Il fungo che guida un robot è la nuova frontiera della bio-robotica

by | 20 Lug 2025 | Tecnologia

Tempo di lettura: 2 minuti

Un fungo che comanda un robot. Non è l’incipit di un racconto di fantascienza ma il risultato di un esperimento condotto da un’équipe congiunta della Cornell University e dell’Università di Firenze.

A riportarlo è l’Independent, secondo cui i ricercatori hanno creato una macchina bioibrida in grado di camminare, esplorare l’ambiente e rispondere agli stimoli esterni grazie ai segnali elettrici emessi da un Pleurotus eryngii, da noi conosciuto come il cardoncello. Un fungo commestibile che, per la prima volta, diventa il cuore pulsante di un sistema robotico.

Robot viventi, grazie al fungo

“Se vogliamo costruire i robot del futuro, capaci di affrontare ambienti imprevedibili, dobbiamo ripensare completamente i loro sensori e il modo in cui interagiscono con l’esterno”, spiega Anand Mishra, ricercatore del laboratorio di robotica organica della Cornell.

I funghi, in questo senso, sono candidati ideali: reagiscono al tatto, alla luce, al calore e persino a stimoli non ancora pienamente compresi. È proprio questa reattività biologica che i ricercatori hanno cercato di sfruttare, inserendo il micelio (ossia la parte filamentosa e sotterranea del fungo) nei circuiti elettronici di un robot dotato di gambe o ruote.

Il risultato è sorprendente: quando il fungo riceve uno stimolo, come un fascio di luce ultravioletta o una variazione di temperatura, produce impulsi elettrici che vengono interpretati dal sistema robotico per generare movimento.

In un video diffuso dal team, che potete vedere qui sopra, si vede uno si questi robot muoversi lentamente ma in modo reattivo, rispondendo ai cambiamenti ambientali con azioni concrete.

La natura come sensore intelligente

“Abbiamo fatto crescere il micelio dentro i circuiti della macchina”, racconta Rob Shepherd, professore di ingegneria meccanica e aerospaziale a Cornell. “Così il robot può sentire e reagire all’ambiente”.
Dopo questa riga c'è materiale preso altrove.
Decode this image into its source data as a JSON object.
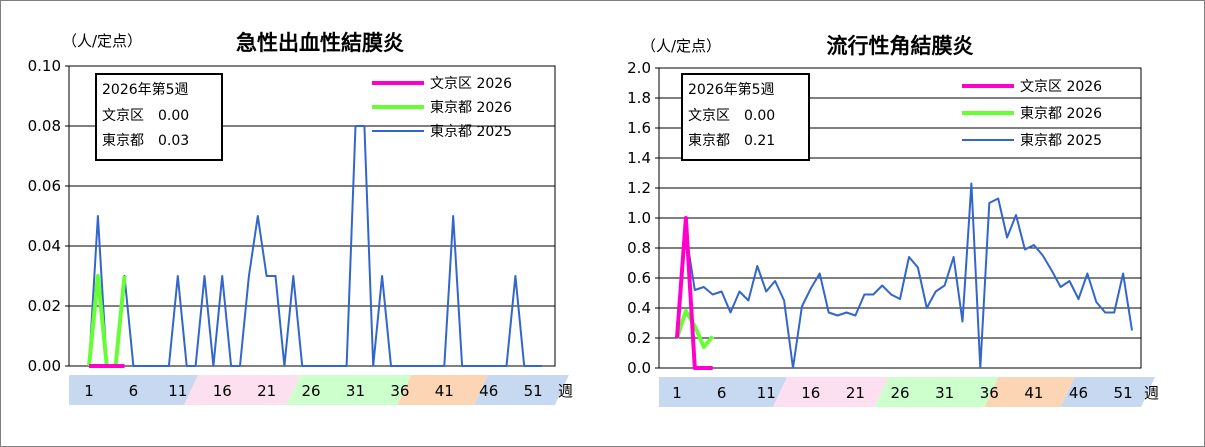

Ma l’obiettivo non è creare semplici automi biologici: la sfida è sviluppare sistemi capaci di monitorare la chimica del suolo, rilevare segnali biologici e prendere decisioni in tempo reale.

Un esempio? Un robot-fungo potrebbe identificare una carenza di nutrienti in un campo coltivato e segnalare l’aggiunta di fertilizzanti, contribuendo a mitigare problemi ambientali come la proliferazione di alghe tossiche.

Un settore in fermento (letteralmente)

La bio-robotica non è nuova all’idea di combinare organismi viventi e componenti artificiali.

In passato, ci sono stati cervelli di vermi installati in robot Lego, capaci di replicarne i comportamenti. O ancora, macchine costruite con tessuti muscolari viventi in grado di adattarsi agli stimoli esterni, come nel caso di un recente esperimento condotto al MIT.

Ma l’introduzione dei funghi potrebbe aprire una strada completamente nuova. Perché parliamo di organismi resilienti, adattabili e in grado di sopravvivere in ambienti estremi.

Lo studio, pubblicato su Science Robotics con il titolo Sensorimotor control of robots mediated by electro-physiological measurements of fungal mycelia, segna una tappa importante.

Se i robot sono destinati a convivere con noi, nelle città e nei campi, nei laboratori e nelle fabbriche, forse sarà la natura, e non il silicio, a fornire l’interfaccia più versatile e sorprendente.